Adding to a six-figure base salary, his pay was calculated by the number of relative value units, or RVUs, he billed on behalf of the hospital. The system compensates doctors using weighted values for certain types of visits or treatment. It works like this: A doctor might be paid $100 per RVU. A routine physical might be equal to 1 RVU, or $100; a more complicated and time-consuming procedure like radiation therapy might equal 8 RVUs, or $800. In other words, the more patient visits and treatments a doctor bills to insurance, the more that doctor and the hospital earn. Weiner described this system, which is common in American medicine, as “eat what you kill.”
Jesus Christ.
I learned this a few years ago. Because my condition is lifelong and degenerative, my RVH is quite high, and so my value to insurers and doctors/hospitals has a very low ROI. My care has degraded quite obviously as my condition has deteriorated, to the point I’ve decided I’d rather die at home than bother with healthcare at this point. And I can’t afford it anyhow. That sucks, but I’ve got medical PTSD now, and I don’t want to put myself through the indignity anymore. (eta: I don’t think I deserve the indignity anymore.)
I’m by far not alone in this. I used to be a very productive member of society, and I still could be if I could get even passable healthcare, but I can’t because the system has broken me. I have very in-demand skills that I can’t use, and instead , I’m staring down homelessness now. I cannot afford food.

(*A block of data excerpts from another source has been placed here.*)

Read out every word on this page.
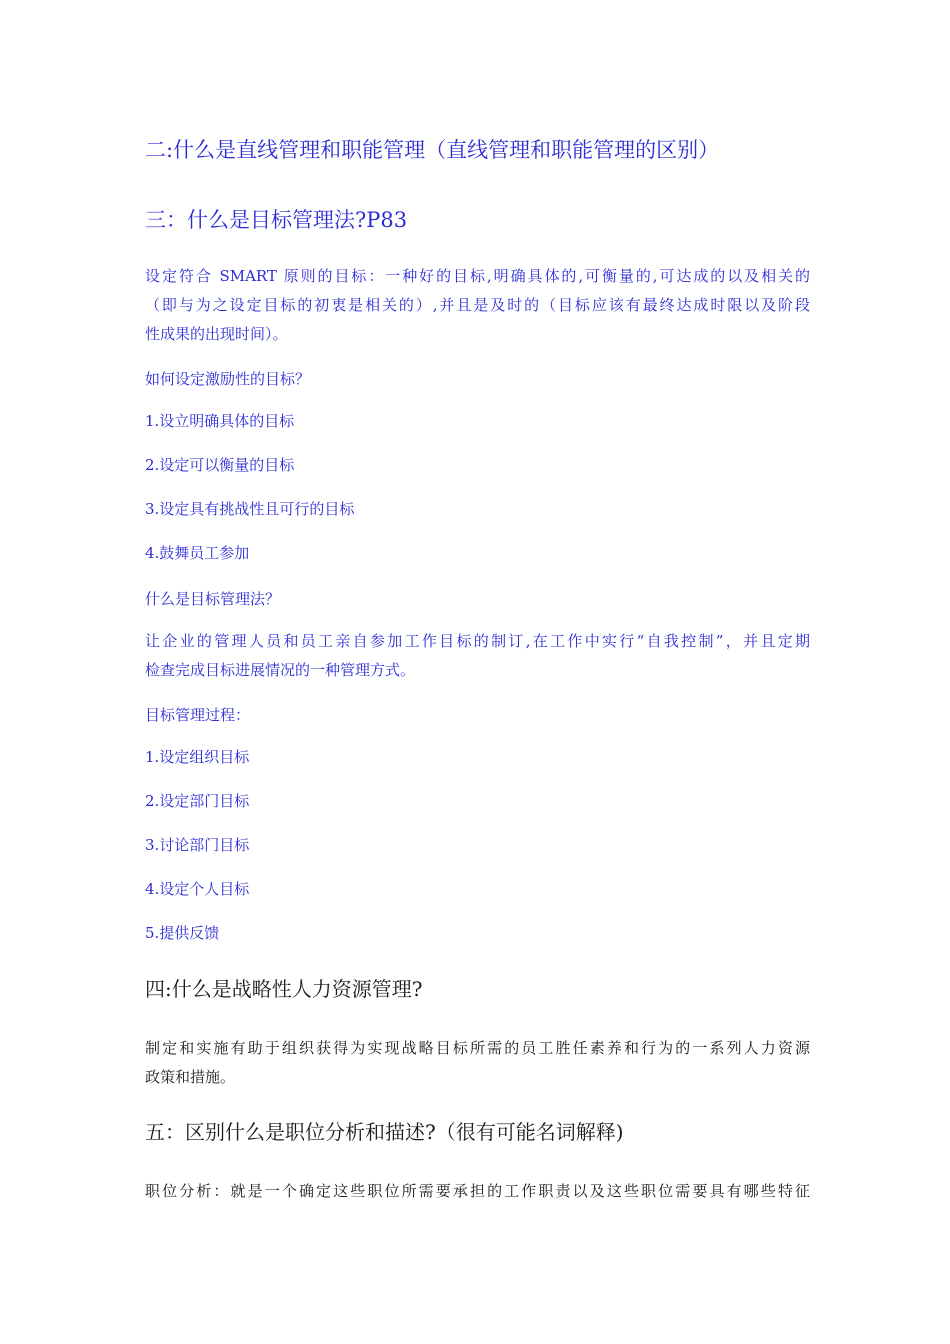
二:什么是直线管理和职能管理（直线管理和职能管理的区别）

三：什么是目标管理法?P83

设定符合 SMART 原则的目标：一种好的目标,明确具体的,可衡量的,可达成的以及相关的

（即与为之设定目标的初衷是相关的）,并且是及时的（目标应该有最终达成时限以及阶段

性成果的出现时间）。

如何设定激励性的目标？

1.设立明确具体的目标

2.设定可以衡量的目标

3.设定具有挑战性且可行的目标

4.鼓舞员工参加

什么是目标管理法？

让企业的管理人员和员工亲自参加工作目标的制订,在工作中实行“自我控制”，并且定期

检查完成目标进展情况的一种管理方式。

目标管理过程：

1.设定组织目标

2.设定部门目标

3.讨论部门目标

4.设定个人目标

5.提供反馈

四:什么是战略性人力资源管理?

制定和实施有助于组织获得为实现战略目标所需的员工胜任素养和行为的一系列人力资源

政策和措施。

五：区别什么是职位分析和描述?（很有可能名词解释)

职位分析：就是一个确定这些职位所需要承担的工作职责以及这些职位需要具有哪些特征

This system is wasting people’s potential and lives. I will not survive this administration. I likely won’t make it another year.
The US medical system wants me to die, and I feel my compatriots have now voted to accelerate that. I honestly don’t know why I’m still fighting. I feel like I shouldn’t.
I get why the shooter did this. Our lives mean less than nothing. These executives can’t even imagine what it’s like to be using washcloths because you can’t even afford toilet paper.
Eat what you kill indeed. I have a nice recipe for a pork sauce. Humans have been called ‘long pork’.
RVUs are supposed to measure how much work something takes, so it’s literally just paying someone based on how much work they do. If you’re not actually doing the work, or are doing work that shouldn’t be done, that’s certainly a problem, but I don’t think RVUs existing is a problem in and of itself.
Generally the hospital has checks and balances to prevent fraudulent billing (well not in this case, apparently).
My bigger issue with the RVU system is how it promotes sub sub specialization into procedure based specialties which are the antithesis of preventative medicine. The system valuee family medicine doctors the least despite the massive shortage in their services (especially in rural communities).
So, the surgeon that fixes the broken hip gets paid more than the doctor that gets the bone density scan done and starts meds that support bone health. The cardiologist that opens up the blocked vessel gets more than the PCP who takes the time to counsel on athersclerotic cardiovascular disease and controls risk factors medically and with lifestyle.
I’m not saying the surgeon / proceduralist shouldn’t get paid more. I’m just saying that when your system incentivizes ‘wait for the problem to happen and then fix it’ you’re going to have some bad health outcomes.